Рол нырнул под пролетевшие в размахе когти нового прачеловека и двинул концом сабли вверх, в нежное рыло. Сталь, блестя, выступила из головы твари, Рол сбросил жертву с клинка и отшвырнул в сторону. Мучительная боль в плече одолевала его, его плоть словно пылала все глубже и глубже, огонь двигался к его сердцу. Он в отчаянии развернул саблю, схватился за клинок оцарапанной кистью и всадил кончик в свое тело, погружая все глубже, ища жгучую каплю, что его глодала. Затем извлек сталь обратно вместе с комком дымящейся плоти. Теперь боль опять стала переносимой, как при обычном ранении.
Он метнулся вперед из кольца моряков и обрушился на тех противников, что обступили Галлико. Сабля радостно пела в его руке, она казалась легче, чем когдалибо прежде. Он рубил, резал и рассекал, его собственная кровь напитала одежду от плеча до бедра. Он возвопил, увидев Галлико, рухнувшего на колени и раздирающего в мучениях собственную плоть, вырывая из нее горящие клочья и отбрасывая их. Кольцо моряков распалось. Рол видел, как Михал свалился и пропал под оравой пралюдей, безуспешно лягаясь. Крид и Мохран мрачно продолжали биться. Бартоломео стоял над телом Русафа с окровавленным кортиком в каждой руке. Галлико оказался погребен под верещащими пралюдьми, повсюду на земле виднелись лужицы его крови.

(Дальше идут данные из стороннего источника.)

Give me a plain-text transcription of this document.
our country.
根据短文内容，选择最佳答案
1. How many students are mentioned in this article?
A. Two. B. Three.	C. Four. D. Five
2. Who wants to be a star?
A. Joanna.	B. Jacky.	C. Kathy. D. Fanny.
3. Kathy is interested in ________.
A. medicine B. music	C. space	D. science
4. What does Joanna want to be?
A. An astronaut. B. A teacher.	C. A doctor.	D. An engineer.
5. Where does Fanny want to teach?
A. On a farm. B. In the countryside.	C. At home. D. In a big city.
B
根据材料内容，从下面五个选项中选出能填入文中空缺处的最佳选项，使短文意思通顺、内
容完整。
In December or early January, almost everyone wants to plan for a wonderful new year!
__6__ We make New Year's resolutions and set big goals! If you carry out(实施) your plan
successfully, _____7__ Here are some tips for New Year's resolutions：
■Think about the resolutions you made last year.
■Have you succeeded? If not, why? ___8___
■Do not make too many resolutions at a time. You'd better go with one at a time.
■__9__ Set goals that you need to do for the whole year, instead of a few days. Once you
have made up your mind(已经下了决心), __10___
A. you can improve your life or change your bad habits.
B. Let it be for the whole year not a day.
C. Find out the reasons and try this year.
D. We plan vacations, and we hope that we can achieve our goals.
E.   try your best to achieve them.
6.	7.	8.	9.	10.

Свет забрезжил в глубине стали Ланцета и в глазах Рола. И вот они бело запылали и, казалось, дымятся без жара. Глухая ночь в пустыне преобразилась, став сумятицей скачущих теней. Рол закричал, но звук послышался пречудной: слишком глубокий для любой людской грудной клетки. Глаза его стали двумя окнами, сквозь которые лилось невыносимо яркое солнце иного мира. Пралюди заколебались и стали пятиться. Крик Рола возрастал, и вот уже в нем не осталось и следа человеческого. Отвратительно воняло горелой плотью. По клинку сабли проносились яркие волны серебра, один миг он стоял вертикально, и казалось, что это более не клинок вовсе, он обрел очертания женского тела, испуская иступленный женский смех. А затем вернулся в хватку Рола и принялся косить пралюдей, точно колосья в пору жатвы. Элиасу Криду и другим свидетелям, на миг забывшим о кортиках в обмякших пальцах, привиделось, будто Рол вдруг вырос и лицо его полностью переменилось. Сабля слилась воедино с его рукой и стала живым белым пламенем пяти футов длины, которым управляли обе его кисти, он возвышался над полем битвы, а белое пламя обрушивалось на врага, проходя сквозь плоть, кость и жилы, рассеивая останки убитых повсюду вокруг, повергая в ужас нападающих. Моряки видели жуткое, безрадостное, искаженное и застывшее лицо воителя, все тело которого теперь изливало свет, и вот им уже почудились за спиной этого огромного создания сияющие крылья, которые распростерлись и, за взмахом взмах, принялись оглушительно бить в воздухе над их головами. Все, кроме Крида, скорчились на земле, закрывая руками глаза. Пралюди возвопили в один голос, и те, кто мог, побежали со всей быстротой, на какую были способны их утомленные ноги. Но яростный крылатый свет преследовал их и умерщвлял слева и справа, паря над землей, выслеживая, не давая никому укрыться от огненных глаз.
Глава 18
Горторов стол
Крид нашел его в полумиле от поля битвы, двигаясь по следу крови и останков, по темной дороге убийства. Близилась заря, небо на востоке понемногу светлело. Вскоре поднимется солнце, чтобы начать дневное избиение иссохшей земли.